Conducted by the London School of Economics and Political Science [LSE], the study focused on Google’ s ‘Gemma’ system, which produces summaries of case notes and is used by more than half of English councils.

Analysis showed words such as ‘disabled’, ‘unable’ and ‘complex’ were more likely to be used in descriptions of male patients compared with females. The team behind the analysis — which involved case notes on 617 adults, various large language AI models for comparison and 29,616 pairs of summaries — believe there is a risk of gender bias becoming commonplace in care decisions, with specific needs going unreferenced or given less severe labels.
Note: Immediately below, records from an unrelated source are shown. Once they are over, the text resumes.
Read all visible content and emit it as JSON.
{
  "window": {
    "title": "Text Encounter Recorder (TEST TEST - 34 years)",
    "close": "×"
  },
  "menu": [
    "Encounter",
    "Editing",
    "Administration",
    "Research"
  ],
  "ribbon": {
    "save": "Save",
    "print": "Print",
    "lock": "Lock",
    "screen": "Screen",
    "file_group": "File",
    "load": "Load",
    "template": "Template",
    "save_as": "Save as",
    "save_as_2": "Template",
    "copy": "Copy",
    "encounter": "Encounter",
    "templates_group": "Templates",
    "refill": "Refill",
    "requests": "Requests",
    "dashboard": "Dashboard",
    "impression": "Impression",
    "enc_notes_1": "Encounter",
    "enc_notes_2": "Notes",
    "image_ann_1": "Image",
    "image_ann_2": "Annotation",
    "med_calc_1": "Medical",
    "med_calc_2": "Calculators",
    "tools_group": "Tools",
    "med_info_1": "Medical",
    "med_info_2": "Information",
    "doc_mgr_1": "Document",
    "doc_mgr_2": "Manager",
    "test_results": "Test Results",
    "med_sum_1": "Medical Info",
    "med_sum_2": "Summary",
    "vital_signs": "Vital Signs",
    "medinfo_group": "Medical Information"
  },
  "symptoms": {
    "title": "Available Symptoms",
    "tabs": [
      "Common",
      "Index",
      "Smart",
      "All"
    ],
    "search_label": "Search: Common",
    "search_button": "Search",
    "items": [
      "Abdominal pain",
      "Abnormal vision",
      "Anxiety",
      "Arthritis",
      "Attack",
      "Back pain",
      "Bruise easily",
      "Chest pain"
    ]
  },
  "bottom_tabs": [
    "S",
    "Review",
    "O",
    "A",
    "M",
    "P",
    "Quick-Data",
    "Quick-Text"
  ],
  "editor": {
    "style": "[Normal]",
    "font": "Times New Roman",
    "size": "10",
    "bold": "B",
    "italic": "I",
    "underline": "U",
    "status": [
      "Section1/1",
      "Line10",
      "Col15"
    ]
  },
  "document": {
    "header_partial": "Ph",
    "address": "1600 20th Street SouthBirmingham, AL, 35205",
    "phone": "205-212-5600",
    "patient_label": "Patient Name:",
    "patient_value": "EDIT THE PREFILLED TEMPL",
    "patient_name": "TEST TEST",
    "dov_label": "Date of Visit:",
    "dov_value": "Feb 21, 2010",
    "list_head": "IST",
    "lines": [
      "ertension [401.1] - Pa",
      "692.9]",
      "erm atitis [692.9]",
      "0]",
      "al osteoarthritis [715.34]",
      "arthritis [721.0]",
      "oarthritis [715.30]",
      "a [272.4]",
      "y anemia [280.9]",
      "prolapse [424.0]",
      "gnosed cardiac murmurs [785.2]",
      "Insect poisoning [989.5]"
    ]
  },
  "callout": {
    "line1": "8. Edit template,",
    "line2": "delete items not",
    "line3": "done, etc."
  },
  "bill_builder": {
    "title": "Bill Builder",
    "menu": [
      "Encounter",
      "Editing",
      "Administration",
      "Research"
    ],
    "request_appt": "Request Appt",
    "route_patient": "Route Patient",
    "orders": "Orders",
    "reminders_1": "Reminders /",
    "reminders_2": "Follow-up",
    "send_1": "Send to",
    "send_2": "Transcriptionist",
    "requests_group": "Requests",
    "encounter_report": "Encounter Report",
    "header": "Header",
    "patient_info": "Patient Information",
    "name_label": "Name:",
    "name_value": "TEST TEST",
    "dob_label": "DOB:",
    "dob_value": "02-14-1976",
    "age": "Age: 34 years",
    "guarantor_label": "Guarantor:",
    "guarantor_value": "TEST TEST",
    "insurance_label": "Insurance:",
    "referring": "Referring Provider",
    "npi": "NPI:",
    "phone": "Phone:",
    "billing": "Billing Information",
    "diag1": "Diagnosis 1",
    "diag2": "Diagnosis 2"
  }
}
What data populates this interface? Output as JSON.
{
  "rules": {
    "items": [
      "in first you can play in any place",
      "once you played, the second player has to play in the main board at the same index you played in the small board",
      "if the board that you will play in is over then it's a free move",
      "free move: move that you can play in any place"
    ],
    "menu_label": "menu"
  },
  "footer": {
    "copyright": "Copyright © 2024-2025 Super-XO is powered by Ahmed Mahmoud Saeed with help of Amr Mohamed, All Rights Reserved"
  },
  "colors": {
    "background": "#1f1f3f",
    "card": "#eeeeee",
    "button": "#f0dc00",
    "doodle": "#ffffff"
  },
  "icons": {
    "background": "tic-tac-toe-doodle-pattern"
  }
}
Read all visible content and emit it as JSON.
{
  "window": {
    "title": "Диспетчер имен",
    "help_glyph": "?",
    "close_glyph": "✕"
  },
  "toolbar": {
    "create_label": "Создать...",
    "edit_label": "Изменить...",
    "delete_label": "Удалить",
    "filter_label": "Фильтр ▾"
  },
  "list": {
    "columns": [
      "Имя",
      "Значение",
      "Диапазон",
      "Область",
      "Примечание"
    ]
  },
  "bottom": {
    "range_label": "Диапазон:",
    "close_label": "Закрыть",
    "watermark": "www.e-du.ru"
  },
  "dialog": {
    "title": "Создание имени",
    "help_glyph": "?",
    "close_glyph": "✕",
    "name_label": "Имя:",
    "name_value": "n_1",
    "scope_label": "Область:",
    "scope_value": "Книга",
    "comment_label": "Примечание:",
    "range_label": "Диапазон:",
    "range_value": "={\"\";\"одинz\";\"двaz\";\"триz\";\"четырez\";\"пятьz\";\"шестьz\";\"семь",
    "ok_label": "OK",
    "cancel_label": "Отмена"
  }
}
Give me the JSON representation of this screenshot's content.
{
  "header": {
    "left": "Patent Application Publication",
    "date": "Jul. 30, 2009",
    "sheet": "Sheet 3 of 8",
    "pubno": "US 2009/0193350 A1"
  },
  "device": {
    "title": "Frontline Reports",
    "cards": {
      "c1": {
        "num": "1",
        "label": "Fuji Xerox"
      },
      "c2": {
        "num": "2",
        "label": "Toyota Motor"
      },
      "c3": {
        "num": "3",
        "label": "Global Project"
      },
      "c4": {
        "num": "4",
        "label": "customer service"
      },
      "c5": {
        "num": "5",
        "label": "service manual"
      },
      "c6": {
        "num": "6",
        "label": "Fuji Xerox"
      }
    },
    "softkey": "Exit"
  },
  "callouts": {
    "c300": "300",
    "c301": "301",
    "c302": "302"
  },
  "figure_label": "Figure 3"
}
‘We know these models are being used very widely and what’s concerning is that we found very meaningful differences between measures of bias in different models,’ said Dr Sam Rickman, lead author of the report and an LSE Care Policy and Evaluation Researcher.

‘Google’s model, in particular, downplays women’s physical and mental health needs in comparison to men’s,’ he continued. ‘And because the amount of care you get is determined on the basis of perceived need, this could result in women receiving less care if biased models are used in practice. But we don’t actually know which models are being used at the moment.’

The research has been published as staff at the UK’s Turing AI Institute have warned the charity is at risk of collapse if Technology Secretary Peter Kyle acts on his recent threat to cut funding. A complaint issued to the Charity Commission has accused leadership of creating a ‘toxic internal culture’, with the government urging a shift in focus to defence applications — a massive pivot from the current areas of research.